非営利セクターに関しては、協同組合が利用するコミュニティ・シェアが前年比79%増の6100万ポンド、非営利組織が利用する購買型クラウド・ファンディングが前年比61%増の4196万ポンド、同じく寄付型クラウドファンディングが前年比507%増の1213万ポンドとなっています。こちらも順調に発展しています。特に、寄付型クラウドファンディングの急増が際立っています。
クラウドファンディングの魅力は、ソーシャルなネットワークを駆使し、経費をそれほどかけずに資金を調達することが出来る点です。社会的ミッションを掲げて活動する社会的企業や非営利組織にとっては非常に強力な資金調達ツールになります。特に、P2Pレンディングとエクイティ型クラウドファンディングが制度化されてきたことで、社会的企業の資金調達の可能性が大きく広がりました。今後、まだまだ発展の余地がありそうです。

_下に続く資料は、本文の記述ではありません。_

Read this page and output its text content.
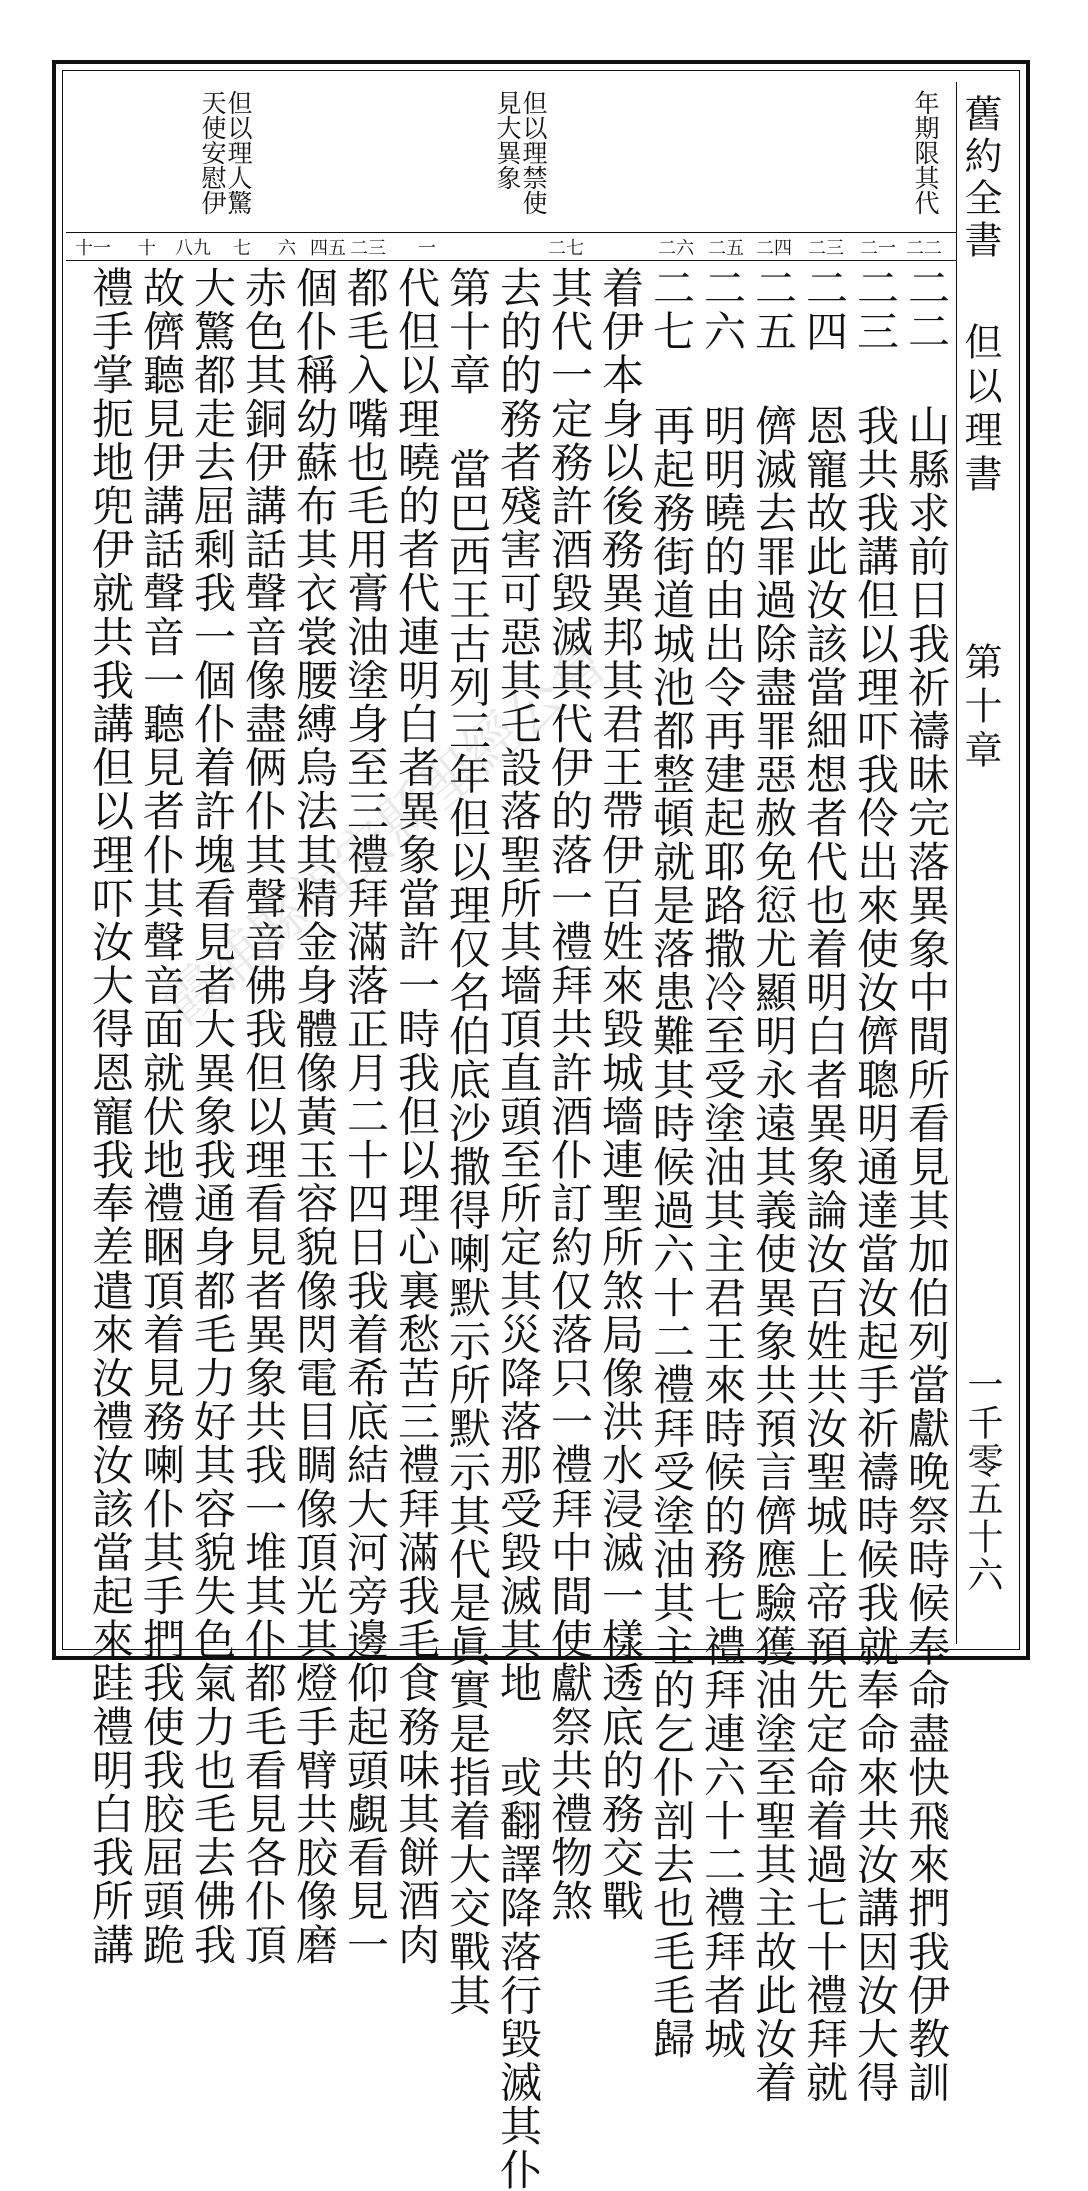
舊約全書
但以理書
第十章
一千零五十六
年期限其代
但以理禁使見大異象
但以理人驚天使安慰伊
二二
二一
二三
二四
二五
二六
二七
一
二三
四五
六
七
八九
十
十一
二二 山縣求前日我祈禱昧完落異象中間所看見其加伯列當獻晚祭時候奉命盡快飛來捫我伊教訓
二三 我共我講但以理吓我伶出來使汝儕聰明通達當汝起手祈禱時候我就奉命來共汝講因汝大得
二四 恩寵故此汝該當細想者代也着明白者異象論汝百姓共汝聖城上帝預先定命着過七十禮拜就
二五 儕滅去罪過除盡罪惡赦免愆尤顯明永遠其義使異象共預言儕應驗獲油塗至聖其主故此汝着
二六 明明曉的由出令再建起耶路撒冷至受塗油其主君王來時候的務七禮拜連六十二禮拜者城
二七 再起務街道城池都整頓就是落患難其時候過六十二禮拜受塗油其主的乞仆剖去也毛毛歸
着伊本身以後務異邦其君王帶伊百姓來毀城墻連聖所煞局像洪水浸滅一樣透底的務交戰
其代一定務許酒毀滅其代伊的落一禮拜共許酒仆訂約仅落只一禮拜中間使獻祭共禮物煞
去的的務者殘害可惡其乇設落聖所其墻頂直頭至所定其災降落那受毀滅其地 或翻譯降落行毀滅其仆
第十章 當巴西王古列三年但以理仅名伯底沙撒得喇默示所默示其代是眞實是指着大交戰其
代但以理曉的者代連明白者異象當許一時我但以理心裏愁苦三禮拜滿我毛食務味其餅酒肉
都毛入嘴也毛用膏油塗身至三禮拜滿落正月二十四日我着希底結大河旁邊仰起頭覷看見一
個仆稱幼蘇布其衣裳腰縛烏法其精金身體像黃玉容貌像閃電目睭像頂光其燈手臂共胶像磨
赤色其銅伊講話聲音像盡俩仆其聲音佛我但以理看見者異象共我一堆其仆都毛看見各仆頂
大驚都走去屈剩我一個仆着許塊看見者大異象我通身都毛力好其容貌失色氣力也毛去佛我
故儕聽見伊講話聲音一聽見者仆其聲音面就伏地禮睏頂着見務喇仆其手捫我使我胶屈頭跪
禮手掌扼地兜伊就共我講但以理吓汝大得恩寵我奉差遣來汝禮汝該當起來跬禮明白我所講 霞浦縣福安縣聖經公會
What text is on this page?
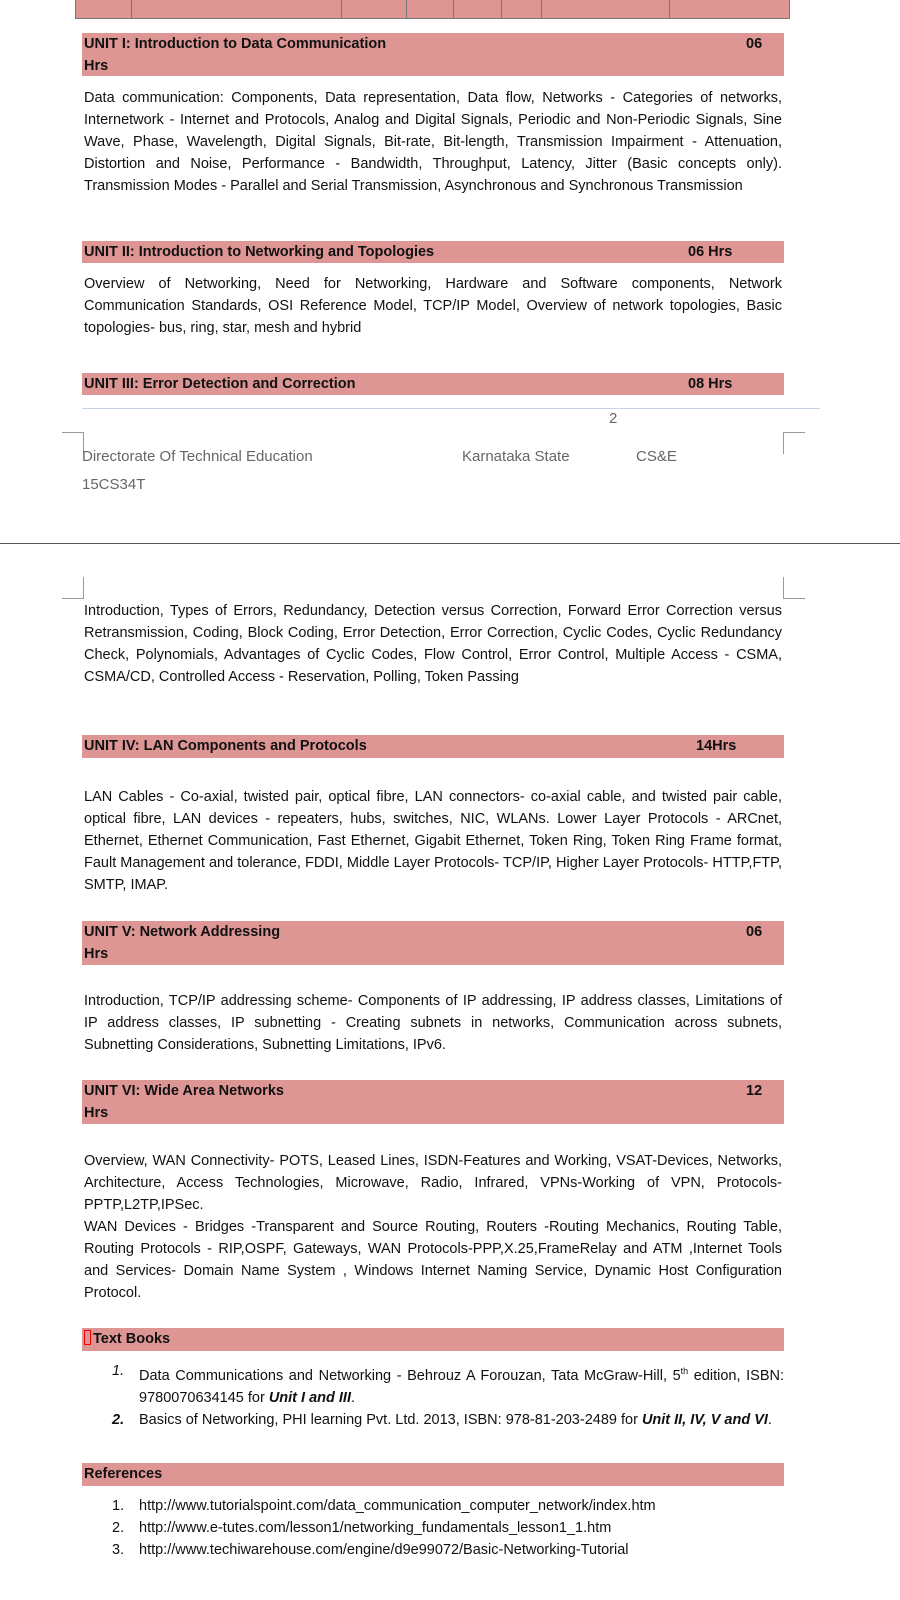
UNIT I: Introduction to Data Communication	06
Hrs
Data communication: Components, Data representation, Data flow, Networks - Categories of networks, Internetwork - Internet and Protocols, Analog and Digital Signals, Periodic and Non-Periodic Signals, Sine Wave, Phase, Wavelength, Digital Signals, Bit-rate, Bit-length, Transmission Impairment - Attenuation, Distortion and Noise, Performance - Bandwidth, Throughput, Latency, Jitter (Basic concepts only). Transmission Modes - Parallel and Serial Transmission, Asynchronous and Synchronous Transmission
UNIT II: Introduction to Networking and Topologies	06 Hrs
Overview of Networking, Need for Networking, Hardware and Software components, Network Communication Standards, OSI Reference Model, TCP/IP Model, Overview of network topologies, Basic topologies- bus, ring, star, mesh and hybrid
UNIT III: Error Detection and Correction	08 Hrs
2
Directorate Of Technical Education	Karnataka State	CS&E
15CS34T
Introduction, Types of Errors, Redundancy, Detection versus Correction, Forward Error Correction versus Retransmission, Coding, Block Coding, Error Detection, Error Correction, Cyclic Codes, Cyclic Redundancy Check, Polynomials, Advantages of Cyclic Codes, Flow Control, Error Control, Multiple Access - CSMA, CSMA/CD, Controlled Access - Reservation, Polling, Token Passing
UNIT IV: LAN Components and Protocols	14Hrs
LAN Cables - Co-axial, twisted pair, optical fibre, LAN connectors- co-axial cable, and twisted pair cable, optical fibre, LAN devices - repeaters, hubs, switches, NIC, WLANs. Lower Layer Protocols - ARCnet, Ethernet, Ethernet Communication, Fast Ethernet, Gigabit Ethernet, Token Ring, Token Ring Frame format, Fault Management and tolerance, FDDI, Middle Layer Protocols- TCP/IP, Higher Layer Protocols- HTTP,FTP, SMTP, IMAP.
UNIT V: Network Addressing	06
Hrs
Introduction, TCP/IP addressing scheme- Components of IP addressing, IP address classes, Limitations of IP address classes, IP subnetting - Creating subnets in networks, Communication across subnets, Subnetting Considerations, Subnetting Limitations, IPv6.
UNIT VI: Wide Area Networks	12
Hrs
Overview, WAN Connectivity- POTS, Leased Lines, ISDN-Features and Working, VSAT-Devices, Networks, Architecture, Access Technologies, Microwave, Radio, Infrared, VPNs-Working of VPN, Protocols-PPTP,L2TP,IPSec.
WAN Devices - Bridges -Transparent and Source Routing, Routers -Routing Mechanics, Routing Table, Routing Protocols - RIP,OSPF, Gateways, WAN Protocols-PPP,X.25,FrameRelay and ATM ,Internet Tools and Services- Domain Name System , Windows Internet Naming Service, Dynamic Host Configuration Protocol.
Text Books
1. Data Communications and Networking - Behrouz A Forouzan, Tata McGraw-Hill, 5th edition, ISBN: 9780070634145 for Unit I and III.
2. Basics of Networking, PHI learning Pvt. Ltd. 2013, ISBN: 978-81-203-2489 for Unit II, IV, V and VI.
References
1. http://www.tutorialspoint.com/data_communication_computer_network/index.htm
2. http://www.e-tutes.com/lesson1/networking_fundamentals_lesson1_1.htm
3. http://www.techiwarehouse.com/engine/d9e99072/Basic-Networking-Tutorial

他方、報告書は、潜在的なリスクにも警鐘を鳴らしています。最大のリスクは、「詐欺・不正」と「サイバー・セキュリティ」です。ネットを介した取引であるため、どうしてもチェックが行き届きません。また、個人情報の流出リスクをどうコントロールするかも大きな課題です。この部分を巡って、市場と規制の微調整が今後もしばらくは続くことになるでしょう。
いずれにせよ、非営利、営利、協同組合を問わず、資金調達の強力なツールとなってきたクラウドファンディング・プラットフォーム。英国の現在は、日本の近未来でもあります。今後とも要注目の分野だと思います。